Illustration de couverture Bastien Sanchez.
Couverture brochée. 416 pages. 13 x 18 cm.
Plongez dans un monde dictatorial où la liberté individuelle est sacrifiée au nom de l’écologie et de la préservation de la diversité.
Sous la Bulhavre, nous construisons un monde meilleur.
Règle n°1 : le Tourneur de Page veille au bonheur de chacun.
Règle n°2 : sous la Bulhavre, la vie est obligatoirement heureuse.
Extrait des 10 000 règles du Manuel de vie sous la Bulhavre.
Revue de presse
Michel Abescat - Télérama du 18 janvier 2012
Ils vivent sous une bulle. Un havre protégé du monde extérieur. Une sorte de cité idéale, construite après l'apocalypse. Pollution, diminution des ressources énergétiques, enchaînement des catastrophes naturelles : les humains ont bien failli disparaître de la planète, à l'instar des dinosaures autrefois. Le Tourneur de page, nouveau Noé, gourou et chef suprême, a réussi à créer une biosphère autonome, les a sauvés et réunis dans le meilleur des mondes possibles. Sous la Bulhavre, « la vie est obligatoirement heureuse », comme le récitent les enfants à l'école ; tout est propre, organisé, aseptisé, de la naissance à la mort. « Le Tourneur de page veille au bonheur de chacun », les émotions, les souvenirs eux-mêmes sont soigneusement contrôlés. Au dehors, pourtant, il y a l'Outre-Monde, mystérieux, inquiétant, interdit, dont deux frères, Alkan et Tahar, vont bientôt faire l'expérience...
L'aventure est belle, vivement racontée. Muriel Zürcher tire avec brio son épingle d'un jeu déjà largement exploré. On se souvient du récent Terrienne, de Jean-Claude Mourlevat. Le Tourneur de page est écrit à plusieurs voix, celles des deux frères en particulier, fûtés, piquants, sensibles. On suit avec bonheur leur prise de conscience progressive, et le roman, fort divertissant, distille en sourdine une véritable réflexion philosophique et politique. Bref, on tourne les pages !
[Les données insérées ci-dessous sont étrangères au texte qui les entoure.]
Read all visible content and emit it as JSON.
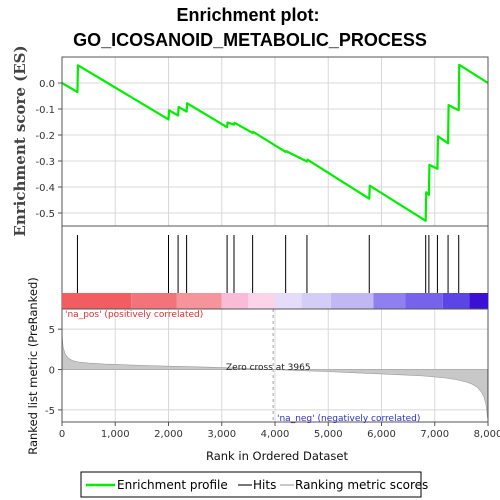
{
  "chart_data": {
    "type": "line",
    "title": "Enrichment plot:",
    "subtitle": "GO_ICOSANOID_METABOLIC_PROCESS",
    "es_ylabel": "Enrichment score (ES)",
    "metric_ylabel": "Ranked list metric (PreRanked)",
    "xlabel": "Rank in Ordered Dataset",
    "xlim": [
      0,
      8000
    ],
    "es_ylim": [
      -0.55,
      0.1
    ],
    "metric_ylim": [
      -6.5,
      7.5
    ],
    "x_ticks": [
      0,
      1000,
      2000,
      3000,
      4000,
      5000,
      6000,
      7000,
      8000
    ],
    "x_tick_labels": [
      "0",
      "1,000",
      "2,000",
      "3,000",
      "4,000",
      "5,000",
      "6,000",
      "7,000",
      "8,000"
    ],
    "es_ticks": [
      0.0,
      -0.1,
      -0.2,
      -0.3,
      -0.4,
      -0.5
    ],
    "es_tick_labels": [
      "0.0",
      "-0.1",
      "-0.2",
      "-0.3",
      "-0.4",
      "-0.5"
    ],
    "metric_ticks": [
      5,
      0,
      -5
    ],
    "metric_tick_labels": [
      "5",
      "0",
      "-5"
    ],
    "grid": true,
    "enrichment_profile": {
      "x": [
        0,
        290,
        300,
        2000,
        2010,
        2180,
        2190,
        2340,
        2350,
        3100,
        3110,
        3230,
        3240,
        3580,
        3590,
        4200,
        4210,
        4600,
        4610,
        5770,
        5780,
        6830,
        6840,
        6890,
        6900,
        7050,
        7060,
        7250,
        7260,
        7450,
        7460,
        8000
      ],
      "y": [
        0.0,
        -0.035,
        0.068,
        -0.14,
        -0.105,
        -0.125,
        -0.092,
        -0.11,
        -0.078,
        -0.17,
        -0.152,
        -0.16,
        -0.153,
        -0.192,
        -0.188,
        -0.265,
        -0.262,
        -0.302,
        -0.295,
        -0.445,
        -0.395,
        -0.53,
        -0.42,
        -0.43,
        -0.315,
        -0.33,
        -0.205,
        -0.232,
        -0.085,
        -0.105,
        0.07,
        0.0
      ]
    },
    "hits": [
      290,
      2000,
      2180,
      2340,
      3100,
      3230,
      3580,
      4200,
      4600,
      5770,
      6830,
      6890,
      7050,
      7250,
      7450
    ],
    "zero_cross": 3965,
    "zero_cross_label": "Zero cross at 3965",
    "pos_label": "'na_pos' (positively correlated)",
    "neg_label": "'na_neg' (negatively correlated)",
    "ranking_metric_profile": {
      "x": [
        0,
        20,
        60,
        120,
        200,
        300,
        500,
        800,
        1200,
        1600,
        2000,
        2500,
        3000,
        3500,
        3965,
        4500,
        5000,
        5500,
        6000,
        6500,
        6800,
        7000,
        7200,
        7400,
        7600,
        7700,
        7800,
        7880,
        7930,
        7960,
        7980,
        7990
      ],
      "y": [
        4.5,
        2.8,
        1.9,
        1.4,
        1.1,
        0.95,
        0.8,
        0.68,
        0.58,
        0.5,
        0.42,
        0.34,
        0.24,
        0.12,
        0.0,
        -0.14,
        -0.26,
        -0.4,
        -0.54,
        -0.7,
        -0.8,
        -0.92,
        -1.05,
        -1.25,
        -1.55,
        -1.8,
        -2.2,
        -2.8,
        -3.5,
        -4.3,
        -5.2,
        -6.0
      ]
    },
    "colorbar": [
      {
        "from": 0,
        "to": 1300,
        "color": "#f25d62"
      },
      {
        "from": 1300,
        "to": 2150,
        "color": "#f3737b"
      },
      {
        "from": 2150,
        "to": 3000,
        "color": "#f6949c"
      },
      {
        "from": 3000,
        "to": 3500,
        "color": "#f9bcd6"
      },
      {
        "from": 3500,
        "to": 4000,
        "color": "#fbd4ea"
      },
      {
        "from": 4000,
        "to": 4500,
        "color": "#e4dcf8"
      },
      {
        "from": 4500,
        "to": 5050,
        "color": "#d4cef6"
      },
      {
        "from": 5050,
        "to": 5850,
        "color": "#c1b8f3"
      },
      {
        "from": 5850,
        "to": 6450,
        "color": "#8f7ff0"
      },
      {
        "from": 6450,
        "to": 7150,
        "color": "#7563ec"
      },
      {
        "from": 7150,
        "to": 7650,
        "color": "#5b45e6"
      },
      {
        "from": 7650,
        "to": 8000,
        "color": "#3b10d4"
      }
    ],
    "colors": {
      "profile": "#00ee00",
      "hits": "#000000",
      "metric": "#c8c8c8",
      "grid": "#d8d8d8",
      "pos_text": "#e03030",
      "neg_text": "#2d2dd6",
      "zero_line": "#a0a0a0"
    },
    "legend": {
      "placement": "bottom",
      "items": [
        "Enrichment profile",
        "Hits",
        "Ranking metric scores"
      ]
    }
  }
}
Nils C. Ahl - Le Monde du 1er décembre 2011
Dans un futur pas très gai, sous le dôme d'une cité idéale qu'on nomme la "Bulhavre", le doute n'a pas sa place : "la vie est obligatoirement heureuse", affirme le "Manuel" d'un mystérieux "Tourneur de page" – à la fois apôtre, fondateur et guide suprême de ce dernier refuge de l'espèce humaine. Chaque individu est surveillé et contrôlé, la pureté génétique est la règle, même les souvenirs sont soumis à l'approbation des autorités. C'est dans ce contexte que deux frères, Alkan et Tahar, découvrent qu'il existe un autre monde, un "Outre-Monde", hors de la Bulhavre où le libre-arbitre n'est pas qu'un rêve. Sur un canevas classique et dystopique, Muriel Zürcher réussit un roman d'adolescence tout à fait convaincant. En effet, plutôt que d'édulcorer son contexte, elle en rend compte du point de vue d'Alkan et Tahar, laissant filtrer ce qu'il faut de politique et de critique sociale. Il ne s'agit que d'un premier tome, cependant, et l'on est curieux des suivants.